Oops - typo. M2S and M4S are mislabeled. They should be M2D and M4D. This
has no effect on the result.

Best Regards,

Mike Monett

 

[Joerg]

I did a small simulation in LTspice. The SPICE model for the
FDD8424H is available from Fairchild, but it is for PSPice. I didn't
want to take the time to make a model for LTspice, so I used IRF530
and IRF7204 for complimentary MOSFETs. I adjusted the rise and fall
time of the gate drive to give about 50ns cross-conduction.

I increased the series inductor between the MOSFETs to 3uH and used
a 47 ohm damping resistor.

The switching losses end up heating the damping resistor, so the
integral of the power dissipated gives the total loss.

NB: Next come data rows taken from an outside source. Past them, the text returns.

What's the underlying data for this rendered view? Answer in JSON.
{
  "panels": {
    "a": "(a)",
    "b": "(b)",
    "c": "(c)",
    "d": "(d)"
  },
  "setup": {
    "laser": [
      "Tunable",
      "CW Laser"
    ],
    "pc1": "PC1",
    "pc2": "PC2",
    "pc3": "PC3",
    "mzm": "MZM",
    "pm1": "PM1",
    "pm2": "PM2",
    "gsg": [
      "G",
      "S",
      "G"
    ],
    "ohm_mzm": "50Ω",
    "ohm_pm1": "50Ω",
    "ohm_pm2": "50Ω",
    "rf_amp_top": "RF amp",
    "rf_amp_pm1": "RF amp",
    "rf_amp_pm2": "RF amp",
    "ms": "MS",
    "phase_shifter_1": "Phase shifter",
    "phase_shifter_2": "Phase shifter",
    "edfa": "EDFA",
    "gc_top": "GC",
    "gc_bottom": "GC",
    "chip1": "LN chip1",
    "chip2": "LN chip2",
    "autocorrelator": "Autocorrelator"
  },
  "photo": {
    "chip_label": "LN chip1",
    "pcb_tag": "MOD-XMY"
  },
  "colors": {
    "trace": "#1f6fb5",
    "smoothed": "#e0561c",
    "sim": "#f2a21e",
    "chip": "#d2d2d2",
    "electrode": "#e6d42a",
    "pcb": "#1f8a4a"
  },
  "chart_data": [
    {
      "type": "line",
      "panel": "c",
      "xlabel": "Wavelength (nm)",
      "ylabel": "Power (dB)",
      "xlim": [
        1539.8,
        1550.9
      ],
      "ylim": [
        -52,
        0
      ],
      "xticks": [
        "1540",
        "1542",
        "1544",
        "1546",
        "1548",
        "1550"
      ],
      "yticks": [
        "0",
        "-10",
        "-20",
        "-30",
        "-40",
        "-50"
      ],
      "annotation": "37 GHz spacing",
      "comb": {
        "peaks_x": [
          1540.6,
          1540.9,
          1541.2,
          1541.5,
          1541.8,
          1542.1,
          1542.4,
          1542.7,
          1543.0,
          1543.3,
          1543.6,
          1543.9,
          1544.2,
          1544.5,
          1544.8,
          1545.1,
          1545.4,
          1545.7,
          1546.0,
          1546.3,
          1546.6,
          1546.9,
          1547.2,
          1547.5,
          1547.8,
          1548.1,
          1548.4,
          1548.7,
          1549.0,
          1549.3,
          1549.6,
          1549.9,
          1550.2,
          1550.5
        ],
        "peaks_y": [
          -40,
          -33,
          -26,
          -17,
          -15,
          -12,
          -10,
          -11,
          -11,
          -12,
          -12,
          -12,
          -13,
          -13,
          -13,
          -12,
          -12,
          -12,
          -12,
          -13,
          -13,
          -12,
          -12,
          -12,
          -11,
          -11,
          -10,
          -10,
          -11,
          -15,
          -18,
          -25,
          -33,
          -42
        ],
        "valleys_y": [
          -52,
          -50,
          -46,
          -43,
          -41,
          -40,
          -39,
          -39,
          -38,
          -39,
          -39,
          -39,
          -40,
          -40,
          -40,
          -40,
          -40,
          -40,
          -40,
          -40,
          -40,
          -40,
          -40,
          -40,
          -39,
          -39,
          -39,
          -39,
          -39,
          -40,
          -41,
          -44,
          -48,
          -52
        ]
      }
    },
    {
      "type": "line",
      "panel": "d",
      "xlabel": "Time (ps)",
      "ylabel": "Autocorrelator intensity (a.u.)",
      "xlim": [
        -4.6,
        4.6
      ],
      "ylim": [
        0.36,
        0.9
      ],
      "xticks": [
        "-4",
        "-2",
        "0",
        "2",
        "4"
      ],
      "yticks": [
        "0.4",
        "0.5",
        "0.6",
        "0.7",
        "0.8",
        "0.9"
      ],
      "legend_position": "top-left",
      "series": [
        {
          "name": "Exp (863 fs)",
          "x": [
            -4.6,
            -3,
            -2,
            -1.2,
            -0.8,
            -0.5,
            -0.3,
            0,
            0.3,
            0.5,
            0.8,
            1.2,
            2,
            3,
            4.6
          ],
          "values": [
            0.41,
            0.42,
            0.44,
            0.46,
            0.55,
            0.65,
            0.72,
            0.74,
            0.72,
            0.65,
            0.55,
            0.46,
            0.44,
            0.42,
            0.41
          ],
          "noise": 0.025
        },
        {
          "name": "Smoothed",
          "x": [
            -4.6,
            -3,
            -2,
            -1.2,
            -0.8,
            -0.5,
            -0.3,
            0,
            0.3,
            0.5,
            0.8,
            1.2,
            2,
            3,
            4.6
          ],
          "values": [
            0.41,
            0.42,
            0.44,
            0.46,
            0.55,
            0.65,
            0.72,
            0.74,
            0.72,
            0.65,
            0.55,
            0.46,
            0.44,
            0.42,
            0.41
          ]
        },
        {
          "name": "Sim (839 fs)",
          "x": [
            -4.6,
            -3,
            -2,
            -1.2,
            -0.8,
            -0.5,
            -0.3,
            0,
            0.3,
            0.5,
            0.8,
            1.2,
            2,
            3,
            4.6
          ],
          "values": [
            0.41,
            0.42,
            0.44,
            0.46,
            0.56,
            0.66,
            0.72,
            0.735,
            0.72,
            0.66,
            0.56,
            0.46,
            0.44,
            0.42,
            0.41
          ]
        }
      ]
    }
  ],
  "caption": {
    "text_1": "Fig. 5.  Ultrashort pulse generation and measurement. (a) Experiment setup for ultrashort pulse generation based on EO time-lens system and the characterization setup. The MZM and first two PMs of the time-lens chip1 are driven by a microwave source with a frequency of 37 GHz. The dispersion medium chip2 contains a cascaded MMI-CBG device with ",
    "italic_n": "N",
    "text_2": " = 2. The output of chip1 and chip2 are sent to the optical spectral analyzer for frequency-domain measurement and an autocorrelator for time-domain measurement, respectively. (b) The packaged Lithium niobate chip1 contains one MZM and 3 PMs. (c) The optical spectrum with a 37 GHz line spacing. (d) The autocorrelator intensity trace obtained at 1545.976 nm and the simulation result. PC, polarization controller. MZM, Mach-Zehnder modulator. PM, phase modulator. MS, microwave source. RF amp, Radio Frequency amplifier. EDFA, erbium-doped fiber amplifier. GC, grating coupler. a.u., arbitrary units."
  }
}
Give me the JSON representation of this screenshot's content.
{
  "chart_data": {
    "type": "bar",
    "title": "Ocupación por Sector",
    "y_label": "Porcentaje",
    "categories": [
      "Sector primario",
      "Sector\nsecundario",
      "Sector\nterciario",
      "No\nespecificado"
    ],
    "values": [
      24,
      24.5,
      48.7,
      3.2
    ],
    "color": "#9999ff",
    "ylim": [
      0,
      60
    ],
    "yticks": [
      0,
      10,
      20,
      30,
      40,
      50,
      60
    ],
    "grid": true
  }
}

For this
simulation, the result is 52.114mW.

If the power delivered to the load is 3 watts, using a series
inductor to minimize shoot-through adds 52.114e-3 / 3 = 1.73% to the
total power dissipation. This is a rather small amount for the
simplicity and reliability gained.

Any circuit changes to reduce the power loss in switching will
probably cost additional power, so the overall gain might be small
or negative.

That's just the thing. Whatever you do, in the end you just move the
dissipation from one part to another.

The conclusion is a small series inductor can be a viable option to
minimize shoot-through and reduce circuit complexity.

Yep, so I just did the usual, a concoction of Schmitts, resistors and
diodes. No more cross conduction

The LTSPICE ASC file is below, followed by the PLT file. The .tran
analysis string is set to 1uS to show the switching waveforms.
Increase it to 1ms to calculate the power in R2.

Thanks, Mike, but I am done with that part of the design now. I was just
hoping there was a push-pull driver with much less than 1ohm so I could
drive the transformer directly. Such drivers are usually
process-controlled so their internal cross conduction is minimized.
Something you can't do with tolerance-prone external parts where things
such as Vth stray a lot.